The use of aerial robotics in the domain of civil engineering and infrastructure assessment has unlocked a very powerful domain in the Architecture, Engineering, and Construction Industry. As these infrastructures start to age, their structural integrity starts to deteriorate. Traditionally, the inspection of infrastructures is carried out manually, which can take days for normal infrastructures like a bridge and weeks for larger infrastructures like high-voltage powerlines. These applications demand methods that are scalable, rapid, and cost-effective solutions that can automate this process by understanding the information available in the scene. The cost effectiveness factor is defined to be the type of sensor and the expense of operation of an Unmanned Aerial Vehicle (UAV)-based inspection task. In comparison, LiDAR and depth sensors are readily available but have operational complexities like the payload and cost of the sensor. Current levels of autonomy involve complete control over the dynamics of an infrastructure inspection mission. Another implication is that traditional path planning methods require detailed information and insights of the infrastructure to be inspected. In time critical tasks like disaster response, such requirements can be problematic as the requirement of a predefined model is not guaranteed.

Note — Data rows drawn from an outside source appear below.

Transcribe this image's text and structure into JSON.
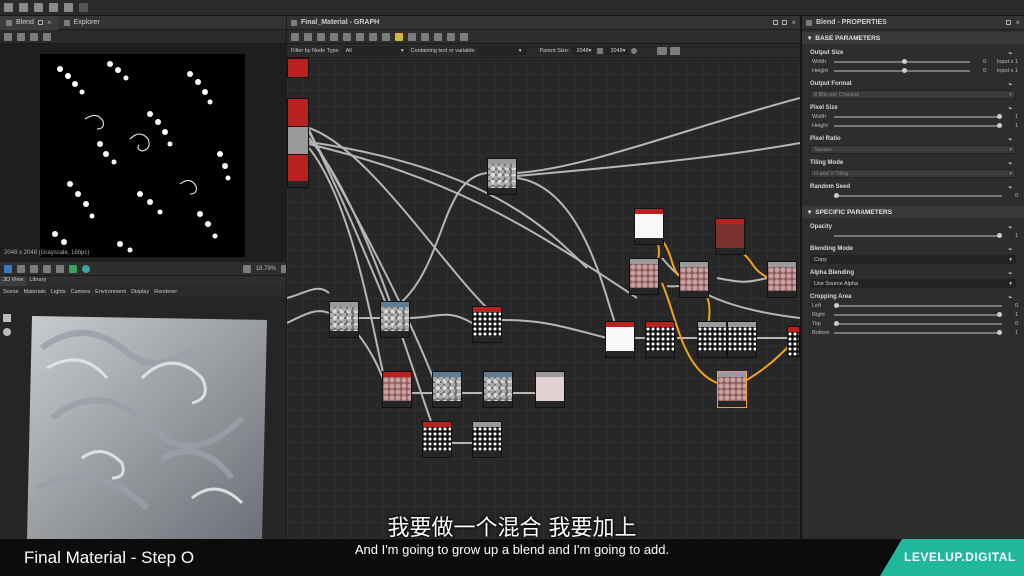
{
  "left_top": {
    "tabs": [
      {
        "label": "Blend"
      },
      {
        "label": "Explorer"
      }
    ],
    "status": "2048 x 2048 (Grayscale, 16bpc)"
  },
  "view3d": {
    "zoom": "18.79%",
    "tabs": [
      {
        "label": "3D View"
      },
      {
        "label": "Library"
      }
    ],
    "menu": [
      "Scene",
      "Materials",
      "Lights",
      "Camera",
      "Environment",
      "Display",
      "Renderer"
    ]
  },
  "graph": {
    "title": "Final_Material - GRAPH",
    "filter_label": "Filter by Node Type",
    "filter_value": "All",
    "containing_label": "Containing text or variable",
    "parent_size_label": "Parent Size:",
    "parent_size_a": "2048",
    "parent_size_b": "2048"
  },
  "props": {
    "title": "Blend - PROPERTIES",
    "base_section": "BASE PARAMETERS",
    "specific_section": "SPECIFIC PARAMETERS",
    "output_size": {
      "label": "Output Size",
      "width_label": "Width",
      "height_label": "Height",
      "width_val": "0",
      "height_val": "0",
      "width_extra": "Input x 1",
      "height_extra": "Input x 1"
    },
    "output_format": {
      "label": "Output Format",
      "value": "8 Bits per Channel"
    },
    "pixel_size": {
      "label": "Pixel Size",
      "width_label": "Width",
      "height_label": "Height",
      "width_val": "1",
      "height_val": "1"
    },
    "pixel_ratio": {
      "label": "Pixel Ratio",
      "value": "Square"
    },
    "tiling_mode": {
      "label": "Tiling Mode",
      "value": "H and V Tiling"
    },
    "random_seed": {
      "label": "Random Seed",
      "value": "0"
    },
    "opacity": {
      "label": "Opacity",
      "value": "1"
    },
    "blending_mode": {
      "label": "Blending Mode",
      "value": "Copy"
    },
    "alpha_blending": {
      "label": "Alpha Blending",
      "value": "Use Source Alpha"
    },
    "cropping": {
      "label": "Cropping Area",
      "rows": [
        {
          "label": "Left",
          "value": "0"
        },
        {
          "label": "Right",
          "value": "1"
        },
        {
          "label": "Top",
          "value": "0"
        },
        {
          "label": "Bottom",
          "value": "1"
        }
      ]
    }
  },
  "footer": {
    "step": "Final Material - Step O",
    "subtitle_cn": "我要做一个混合 我要加上",
    "subtitle_en": "And I'm going to grow up a blend and I'm going to add.",
    "brand": "LEVELUP.DIGITAL"
  },
  "colors": {
    "accent_orange": "#f0a31c",
    "brand_green": "#1fb89b",
    "node_red": "#b8211d"
  }
}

This research provides a solution to these problems by autonomously exploring a large 3D infrastructure object using UAVs equipped with an RGB Sensor. The autonomous exploration task is labelled as the Next Best View (NBV) problem. The autonomous exploration workflow estimates the NBVs required to cover an infrastructure object. A state-of-the-art NBV called MACARONS is selected in this research. The MACARONS-NBV is a self-supervised NBV prediction method that uses a monocular RGB camera to establish a 3D occupancy of an environment with infrastructure objects. The MACARONS-NBV architecture is designed in such a way to select a set of candidate camera views (NBVs) that maximize the surface coverage of an object. This trajectory is then assigned to a collaborative system of UAVs that coordinate with one another in a centralized communication channel to optimize their trajectories and avoid obstacles if encountered. The goal of the collaborative multi-UAV is to collect the infrastructure image data in an optimized manner. We utilize a set of methodologies to dynamically assign the workload of a UAV with awareness of their surroundings and any other UAV agents. The outcome of this is a network of UAVs that can simultaneously collect data for a large infrastructure object and can balance one another’s workload depending on the remaining energy level. We then use an offline image-based 3D Reconstruction workflow of the infrastructure object and assess the completion of the object using Cloud-to-mesh (C2M) and Cloud-to-Cloud (C2C) distances.
We were able to optimize the path of UAVs to efficiently traverse large scenes as well as demonstrate dynamic Task Reassignment for the collaborative aspect of UAVs. Additionally, we also conduct a detailed comparison of an autonomous UAV mission using LiDAR-based inspection compared to a monocular RGB-based with reference to the ground truth.